The president of CNN has described the political establishment’s silence
over President Donald Trump’s attacks on the media as “shocking”,
calling it an abdication of their responsibility.
Jeff Zucker, president of CNN Worldwide, told a media conference in
Jerusalem that Trump’s labelling of the media as the enemy of the
state was unfortunate and dangerous, the Associated Press (AP) news
agency reported.
He refused to say whether any CNN staff had been threatened and what
kind of security measures the company had taken, but warned that “words
can have consequences”.
Zucker also said he was stunned that politicians had not spoken out
fiercely against Mr Trump’s assault on the free press.

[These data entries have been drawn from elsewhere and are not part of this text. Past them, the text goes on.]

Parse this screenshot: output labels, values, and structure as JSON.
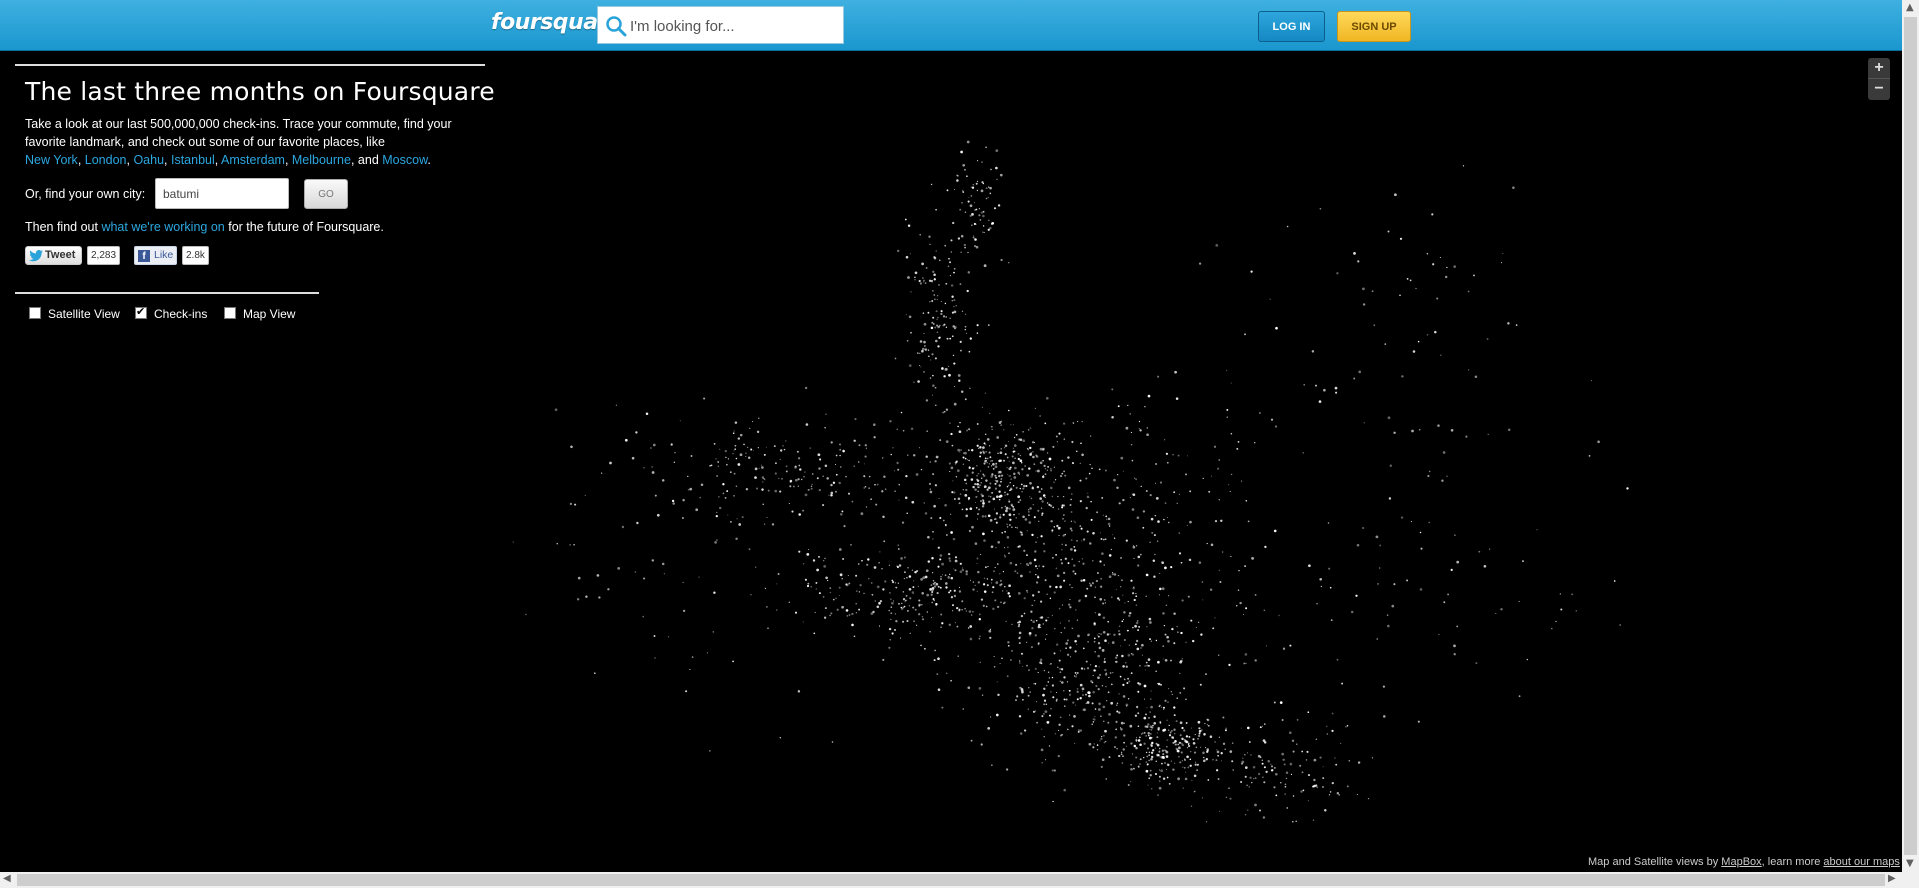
{
  "header": {
    "logo_text": "foursquare",
    "search_placeholder": "I'm looking for...",
    "login_label": "LOG IN",
    "signup_label": "SIGN UP"
  },
  "panel": {
    "title": "The last three months on Foursquare",
    "description": "Take a look at our last 500,000,000 check-ins. Trace your commute, find your favorite landmark, and check out some of our favorite places, like",
    "cities": [
      "New York",
      "London",
      "Oahu",
      "Istanbul",
      "Amsterdam",
      "Melbourne",
      "Moscow"
    ],
    "cities_and": "and",
    "find_label": "Or, find your own city:",
    "city_input_value": "batumi",
    "go_label": "GO",
    "future_prefix": "Then find out",
    "future_link": "what we're working on",
    "future_suffix": "for the future of Foursquare.",
    "tweet_label": "Tweet",
    "tweet_count": "2,283",
    "like_label": "Like",
    "like_count": "2.8k"
  },
  "layers": [
    {
      "label": "Satellite View",
      "checked": false
    },
    {
      "label": "Check-ins",
      "checked": true
    },
    {
      "label": "Map View",
      "checked": false
    }
  ],
  "map": {
    "zoom_in": "+",
    "zoom_out": "−",
    "attribution_prefix": "Map and Satellite views by",
    "attribution_link": "MapBox",
    "attribution_mid": ", learn more",
    "attribution_link2": "about our maps"
  },
  "colors": {
    "header": "#1a97cf",
    "link": "#2ca7e0",
    "signup": "#f0b622",
    "checkin_dot": "#ffffff"
  }
}
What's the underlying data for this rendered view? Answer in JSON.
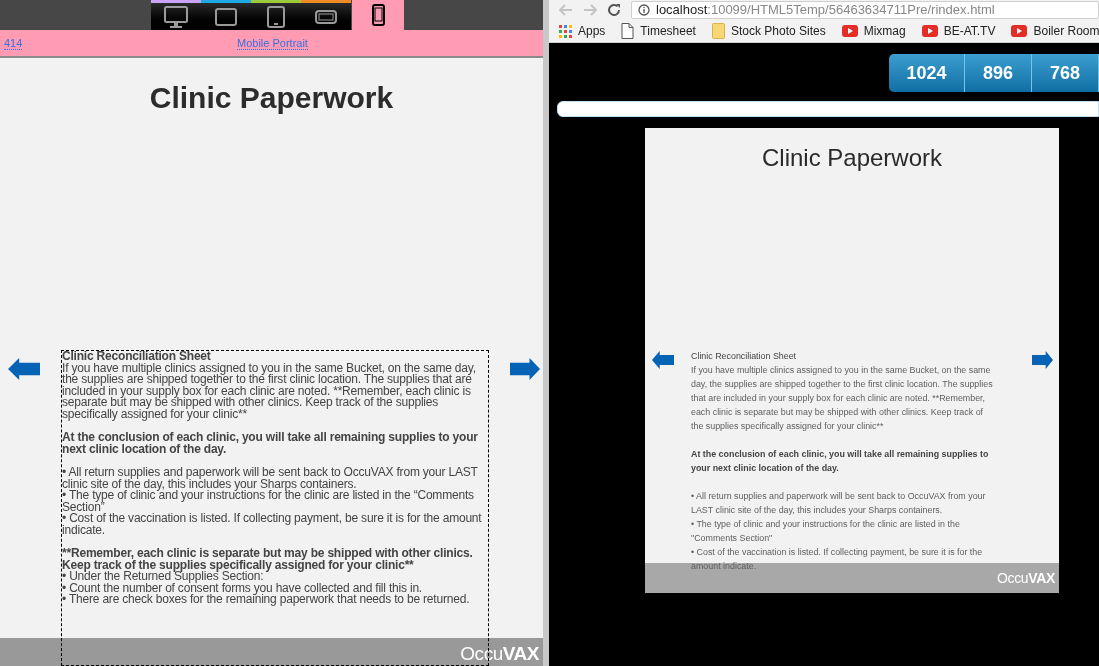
{
  "left_pane": {
    "device_tabs": [
      {
        "kind": "desktop",
        "selected": false,
        "color": "#c9a3f5"
      },
      {
        "kind": "tablet_landscape",
        "selected": false,
        "color": "#1ea8e6"
      },
      {
        "kind": "tablet_portrait",
        "selected": false,
        "color": "#9ccb3b"
      },
      {
        "kind": "phone_landscape",
        "selected": false,
        "color": "#f08a24"
      },
      {
        "kind": "phone_portrait",
        "selected": true,
        "color": "#ff9bb3"
      }
    ],
    "ruler": {
      "width_label": "414",
      "device_label": "Mobile Portrait"
    },
    "page": {
      "title": "Clinic Paperwork",
      "logo": "Occu**VAX**",
      "blocks": [
        {
          "kind": "heading",
          "text": "Clinic Reconciliation Sheet",
          "gap_before": false
        },
        {
          "kind": "paragraph",
          "text": "If you have multiple clinics assigned to you in the same Bucket, on the same day, the supplies are shipped together to the first clinic location. The supplies that are included in your supply box for each clinic are noted. **Remember, each clinic is separate but may be shipped with other clinics.  Keep track of the supplies specifically assigned for your clinic**",
          "gap_before": false
        },
        {
          "kind": "strong",
          "text": "At the conclusion of each clinic, you will take all remaining supplies to your next clinic location of the day.",
          "gap_before": true
        },
        {
          "kind": "paragraph",
          "text": "• All return supplies and paperwork will be sent back to OccuVAX from your LAST clinic site of the day, this includes your Sharps containers.",
          "gap_before": true
        },
        {
          "kind": "paragraph",
          "text": "• The type of clinic and your instructions for the clinic are listed in the “Comments Section”",
          "gap_before": false
        },
        {
          "kind": "paragraph",
          "text": "• Cost of the vaccination is listed.  If collecting payment, be sure it is for the amount indicate.",
          "gap_before": false
        },
        {
          "kind": "strong",
          "text": "**Remember, each clinic is separate but may be shipped with other clinics. Keep track of the supplies specifically assigned for your clinic**",
          "gap_before": true
        },
        {
          "kind": "paragraph",
          "text": "• Under the Returned Supplies Section:",
          "gap_before": false
        },
        {
          "kind": "paragraph",
          "text": "• Count the number of consent forms you have collected and fill this in.",
          "gap_before": false
        },
        {
          "kind": "paragraph",
          "text": "• There are check boxes for the remaining paperwork that needs to be returned.",
          "gap_before": false
        }
      ]
    }
  },
  "right_pane": {
    "address": {
      "host": "localhost",
      "path": ":10099/HTML5Temp/56463634711Pre/rindex.html"
    },
    "bookmarks": [
      {
        "kind": "apps",
        "label": "Apps"
      },
      {
        "kind": "page",
        "label": "Timesheet"
      },
      {
        "kind": "folder",
        "label": "Stock Photo Sites"
      },
      {
        "kind": "video",
        "label": "Mixmag"
      },
      {
        "kind": "video",
        "label": "BE-AT.TV"
      },
      {
        "kind": "video",
        "label": "Boiler Room"
      }
    ],
    "width_buttons": [
      "1024",
      "896",
      "768"
    ],
    "slide": {
      "title": "Clinic Paperwork",
      "logo": "Occu**VAX**",
      "blocks": [
        {
          "kind": "heading",
          "text": "Clinic Reconciliation Sheet",
          "gap_before": false
        },
        {
          "kind": "paragraph",
          "text": "If you have multiple clinics assigned to you in the same Bucket, on the same day, the supplies are shipped together to the first clinic location. The supplies that are included in your supply box for each clinic are noted. **Remember, each clinic is separate but may be shipped with other clinics.  Keep track of the supplies specifically assigned for your clinic**",
          "gap_before": false
        },
        {
          "kind": "strong",
          "text": "At the conclusion of each clinic, you will take all remaining supplies to your next clinic location of the day.",
          "gap_before": true
        },
        {
          "kind": "paragraph",
          "text": "• All return supplies and paperwork will be sent back to OccuVAX from your LAST clinic site of the day, this includes your Sharps containers.",
          "gap_before": true
        },
        {
          "kind": "paragraph",
          "text": "• The type of clinic and your instructions for the clinic are listed in the \"Comments Section\"",
          "gap_before": false
        },
        {
          "kind": "paragraph",
          "text": "• Cost of the vaccination is listed.  If collecting payment, be sure it is for the amount indicate.",
          "gap_before": false
        }
      ]
    }
  }
}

He singled out Republican senators John McCain and Lindsey Graham as
among the few who have had the courage to stand up for their
convictions.
Since taking office, Trump has repeatedly lashed out at the media,
taking particular aim at CNN.
He has upbraided its reporters publicly, deriding the network as “fake
news”, and his press secretary blocked CNN from taking part in a White
House media briefing.
Zucker said the contentious climate had not harmed CNN – its ratings
and revenue had seen a huge boost.
The most important thing was not to be intimidated by the president and
stick to aggressive journalism, he said.
“When you are reporting, when you are standing up for the facts, when
you are telling the truth, when you are standing up for the first
amendment, when you are calling it the way it is, that’s not hitting
back – that’s doing your job,” he told the INTV conference.
“I think that he (Trump) continues to believe that the media is
insinuating that his presidency is illegitimate.
“That is not what is going on here. We are just trying to ask questions,
we are just trying to do reporting, we are just trying to do our job.”
Zucker, who in a previous role as head of NBC Entertainment helped
launch Trump’s TV career by giving the go-ahead to the hit reality
show The Apprentice, said the last time he spoke to Trump was on
21 December at 7pm, when he was watching TV at home and his mobile phone rang.
“I say ‘hello’. He says ‘Jeff, Donald’. I say ‘hello, Donald’.
“And he spent the next two minutes railing about a guest we just had on
CNN who said something about him he didn’t like.
“He yelled at me for two minutes and he said ‘Okay, got it? Goodbye’ and
he hung up,” Zucker recalled, to giggles from the audience.